Figures for 2004 haven’t been released as we go to press, but in 2002 the Pew Research Center for the People & the Press asked people where they got their news. (Direct mail wasn’t given as a choice, of course.) Television and newspapers were still the major sources, but from an ideological perspective it was significant that cable TV had moved ahead of the broadcast networks’ evening news programs:
Cable TV news 33%
Nightly network news 32%
Similarly, talk radio slightly bested NPR:
Call-in radio shows 17%
National Public Radio 16%
Also, 25 percent of Americans were already citing the Internet, a huge jump from 2 percent in 1996 and 13 percent in 1998.
Where we’re headed in the future can be seen by comparing the median ages of viewers of different types of TV news. The stereotype of the person addicted to the Weather Channel is a retiree who has nothing better to do, but we find that the audiences for the liberal network news programs and the liberals’ favorite PBS news program, “News Hour with Jim Lehrer,” are older than the weather groupies:
News Hour with Jim Lehrer 54 Network TV evening news programs 50 Weather Channel 47 CNN 46 Fox News Channel 44 Talk radio and NPR 42
Ideological profiles of news audiences
Throughout this book we have referred to the ideological leanings of the various news media – the TV networks and major newspapers being in the liberal corner, while talk radio, cable news TV, and the Internet are mostly conservative. Now it will be extremely illuminating to look at what the Pew study we’ve continually cited found regarding the ideological leanings of media audiences.
Some highlights:
First, American news consumers are far more conservative than they are liberal. Indeed, twice as many say they are conservative (36 percent) than liberal (18 percent).
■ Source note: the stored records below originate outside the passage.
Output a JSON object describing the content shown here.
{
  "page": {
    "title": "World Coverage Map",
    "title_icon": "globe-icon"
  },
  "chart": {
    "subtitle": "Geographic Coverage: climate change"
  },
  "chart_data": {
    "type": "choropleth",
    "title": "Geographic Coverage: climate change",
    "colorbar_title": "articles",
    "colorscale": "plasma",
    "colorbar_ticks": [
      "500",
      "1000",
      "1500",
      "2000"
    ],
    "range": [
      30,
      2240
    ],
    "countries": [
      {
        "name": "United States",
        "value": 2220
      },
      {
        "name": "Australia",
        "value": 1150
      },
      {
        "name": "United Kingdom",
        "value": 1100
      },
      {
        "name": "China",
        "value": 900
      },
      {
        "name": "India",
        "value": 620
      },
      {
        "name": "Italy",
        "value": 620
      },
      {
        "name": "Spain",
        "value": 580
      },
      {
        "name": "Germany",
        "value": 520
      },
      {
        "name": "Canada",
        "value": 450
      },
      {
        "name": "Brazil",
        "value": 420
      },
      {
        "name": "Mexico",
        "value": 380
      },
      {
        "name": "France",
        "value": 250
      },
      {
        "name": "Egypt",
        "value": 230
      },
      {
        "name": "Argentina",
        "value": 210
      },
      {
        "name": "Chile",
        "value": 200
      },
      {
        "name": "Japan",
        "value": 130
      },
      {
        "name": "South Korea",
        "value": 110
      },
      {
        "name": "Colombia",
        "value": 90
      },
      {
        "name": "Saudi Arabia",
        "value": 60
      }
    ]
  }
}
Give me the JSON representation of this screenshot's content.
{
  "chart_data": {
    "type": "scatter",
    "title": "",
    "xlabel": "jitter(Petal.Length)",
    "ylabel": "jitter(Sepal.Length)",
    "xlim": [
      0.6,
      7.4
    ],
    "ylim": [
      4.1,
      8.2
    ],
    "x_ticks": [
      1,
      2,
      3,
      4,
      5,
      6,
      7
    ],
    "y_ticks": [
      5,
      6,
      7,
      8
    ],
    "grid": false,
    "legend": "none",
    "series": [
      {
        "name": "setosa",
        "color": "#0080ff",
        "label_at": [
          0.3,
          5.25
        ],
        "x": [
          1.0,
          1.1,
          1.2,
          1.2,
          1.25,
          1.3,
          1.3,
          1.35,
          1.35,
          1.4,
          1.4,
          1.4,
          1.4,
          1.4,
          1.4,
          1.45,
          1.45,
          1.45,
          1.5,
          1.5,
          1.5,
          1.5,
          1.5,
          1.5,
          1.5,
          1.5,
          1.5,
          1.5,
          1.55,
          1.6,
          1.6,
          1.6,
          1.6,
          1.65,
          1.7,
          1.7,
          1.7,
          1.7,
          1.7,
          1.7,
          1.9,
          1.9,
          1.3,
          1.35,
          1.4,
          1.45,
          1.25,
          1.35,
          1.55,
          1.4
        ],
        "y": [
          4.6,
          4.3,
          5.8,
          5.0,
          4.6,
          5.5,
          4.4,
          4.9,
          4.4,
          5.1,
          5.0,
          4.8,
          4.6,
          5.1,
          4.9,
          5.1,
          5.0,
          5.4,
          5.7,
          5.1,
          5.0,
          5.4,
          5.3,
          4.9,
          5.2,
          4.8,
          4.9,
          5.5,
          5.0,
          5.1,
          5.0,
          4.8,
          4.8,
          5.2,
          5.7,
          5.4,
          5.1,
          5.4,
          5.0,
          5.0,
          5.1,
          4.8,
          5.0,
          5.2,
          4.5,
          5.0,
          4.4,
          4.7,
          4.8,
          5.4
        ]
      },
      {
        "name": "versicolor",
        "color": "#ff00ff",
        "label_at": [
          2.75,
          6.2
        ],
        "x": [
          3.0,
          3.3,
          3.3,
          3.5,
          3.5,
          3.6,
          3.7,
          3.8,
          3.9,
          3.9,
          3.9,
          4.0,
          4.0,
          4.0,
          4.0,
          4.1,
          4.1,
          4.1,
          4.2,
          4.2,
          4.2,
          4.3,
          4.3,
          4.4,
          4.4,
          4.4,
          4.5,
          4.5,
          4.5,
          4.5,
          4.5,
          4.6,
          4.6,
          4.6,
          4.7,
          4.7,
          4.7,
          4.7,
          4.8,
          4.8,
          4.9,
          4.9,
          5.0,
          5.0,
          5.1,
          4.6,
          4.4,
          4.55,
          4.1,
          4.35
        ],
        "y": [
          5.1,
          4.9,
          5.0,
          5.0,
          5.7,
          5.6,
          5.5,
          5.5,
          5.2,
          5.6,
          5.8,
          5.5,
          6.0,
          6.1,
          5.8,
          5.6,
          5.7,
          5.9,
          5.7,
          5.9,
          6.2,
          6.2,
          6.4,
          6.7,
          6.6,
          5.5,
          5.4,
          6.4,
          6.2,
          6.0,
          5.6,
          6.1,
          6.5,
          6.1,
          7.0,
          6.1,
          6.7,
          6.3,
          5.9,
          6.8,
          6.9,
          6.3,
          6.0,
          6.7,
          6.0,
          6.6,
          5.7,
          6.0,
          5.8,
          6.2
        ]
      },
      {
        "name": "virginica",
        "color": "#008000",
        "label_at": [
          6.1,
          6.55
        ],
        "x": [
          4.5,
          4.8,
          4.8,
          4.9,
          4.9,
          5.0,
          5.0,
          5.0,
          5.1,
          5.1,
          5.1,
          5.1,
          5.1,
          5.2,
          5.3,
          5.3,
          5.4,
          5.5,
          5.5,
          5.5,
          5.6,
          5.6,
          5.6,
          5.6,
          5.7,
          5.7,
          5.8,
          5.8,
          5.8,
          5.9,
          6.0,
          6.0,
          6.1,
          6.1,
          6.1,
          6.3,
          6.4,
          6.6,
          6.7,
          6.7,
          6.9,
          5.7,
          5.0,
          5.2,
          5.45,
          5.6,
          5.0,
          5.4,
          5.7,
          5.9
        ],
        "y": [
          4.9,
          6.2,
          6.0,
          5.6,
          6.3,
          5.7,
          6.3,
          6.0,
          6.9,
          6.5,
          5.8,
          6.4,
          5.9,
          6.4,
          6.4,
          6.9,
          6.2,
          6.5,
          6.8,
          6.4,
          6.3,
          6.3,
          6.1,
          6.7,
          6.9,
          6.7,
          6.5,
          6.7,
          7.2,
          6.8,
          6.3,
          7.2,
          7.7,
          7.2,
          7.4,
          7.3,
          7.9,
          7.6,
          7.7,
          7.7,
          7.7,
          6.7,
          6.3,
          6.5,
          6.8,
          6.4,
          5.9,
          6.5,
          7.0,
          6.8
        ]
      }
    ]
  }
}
America may be divided 50-50 between Republicans and Democrats in presidential campaigns, but ideologically it is overwhelmingly conservative and centrist.
Second, to quote Pew: “For all the controversy over Fox News Channel’s supposed ideological leanings, its audience is only slightly more conservative than the national average.” The percentage of liberals (18 percent) who watch Fox is the same as the percentage of liberals found in the nation at large.
Third, because the nation is so heavily conservative, it turns out that far more conservatives than liberals watch such liberal programming as the nightly network TV news, print news magazines, NPR, and the “News Hour with Jim Lehrer.” As Mickey Kaus is rumored to have said: “No wonder conservatives are so pissed off!”
Fourth, to quote Pew: “The only news-oriented media that has a decidedly liberal profile is the readership of literary magazines such as the New Yorker, Atlantic Monthly, and Harper’s Magazine. Fully 45 percent of people who regularly read these magazines identify themselves as liberal, two and a half times the national average.” No surprise there.
Bottom line: America has always in our time been a conservative nation. As we stressed in Chapter 4, in 1955 the nation was politically and socially conservative while the media were overwhelmingly liberal. That was the impetus for conservatives to start and nurture their own alternative media. Today those alternative media are healthy and powerful, but liberals are still overrepresented in the media as a whole compared to the American people. All the liberal harping about the conservative alternative media is just fear and alarm over finally having some competition.